On 9/15/20 9:43 AM, Alex Ezell wrote:
Do we use levels for any of these error log outputs?
That is, are they
classified on output as High, Medium, Low, Info, or something like that?
To an extent, yes. We have separate channels for PHP errors and
exceptions, for example, and although I don't think we currently
differentiate in logstash, maybe we could plausibly draw a further
distinction between PHP error levels. Intuitively, a low number of PHP
notices probably indicates something of lower severity than a high
number of fatals, and so forth.
Teasing out more detail about reported error severity could be a useful
exercise, but I'm not sure it would result in much more meaningful
signals than we currently have about production health.
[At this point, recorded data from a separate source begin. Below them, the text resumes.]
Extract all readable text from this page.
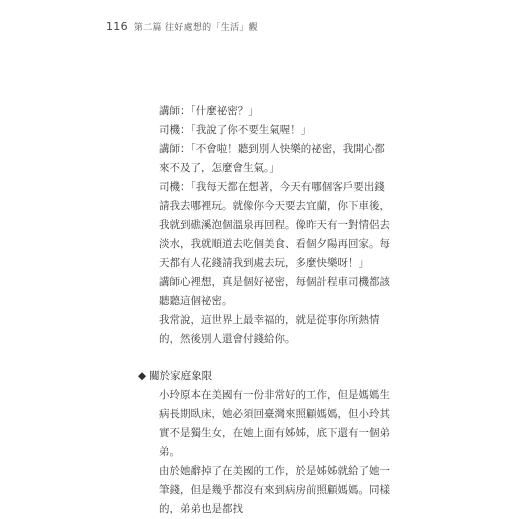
116 第二篇 往好處想的「生活」觀

講師：「什麼祕密？」

司機：「我說了你不要生氣喔！」

講師：「不會啦！聽到別人快樂的祕密，我開心都來不及了，怎麼會生氣。」

司機：「我每天都在想著，今天有哪個客戶要出錢請我去哪裡玩。就像你今天要去宜蘭，你下車後，我就到礁溪泡個溫泉再回程。像昨天有一對情侶去淡水，我就順道去吃個美食、看個夕陽再回家。每天都有人花錢請我到處去玩，多麼快樂呀！」

講師心裡想，真是個好祕密，每個計程車司機都該聽聽這個祕密。

我常說，這世界上最幸福的，就是從事你所熱情的，然後別人還會付錢給你。

◆ 關於家庭象限

小玲原本在美國有一份非常好的工作，但是媽媽生病長期臥床，她必須回臺灣來照顧媽媽，但小玲其實不是獨生女，在她上面有姊姊，底下還有一個弟弟。

由於她辭掉了在美國的工作，於是姊姊就給了她一筆錢，但是幾乎都沒有來到病房前照顧媽媽。同樣的，弟弟也是都找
Serious
problems can manifest as trivial-seeming notices, some issues start out
that way and cascade over time, and generally any form of recurring
logspam needs human evaluation before we can easily say much more than
"this is a problem".
Or do we have to triage each of them as we examine
them?
Yeah. There are doubtless a lot of ways to improve the tooling we use
for that process, but right now I think it would be most helpful if we
just had more eyes _routinely_ on the logs and the workboard. (See
Tyler's earlier and much more detailed/thoughtful response to this thread.)
--
Brennen Bearnes
Release Engineering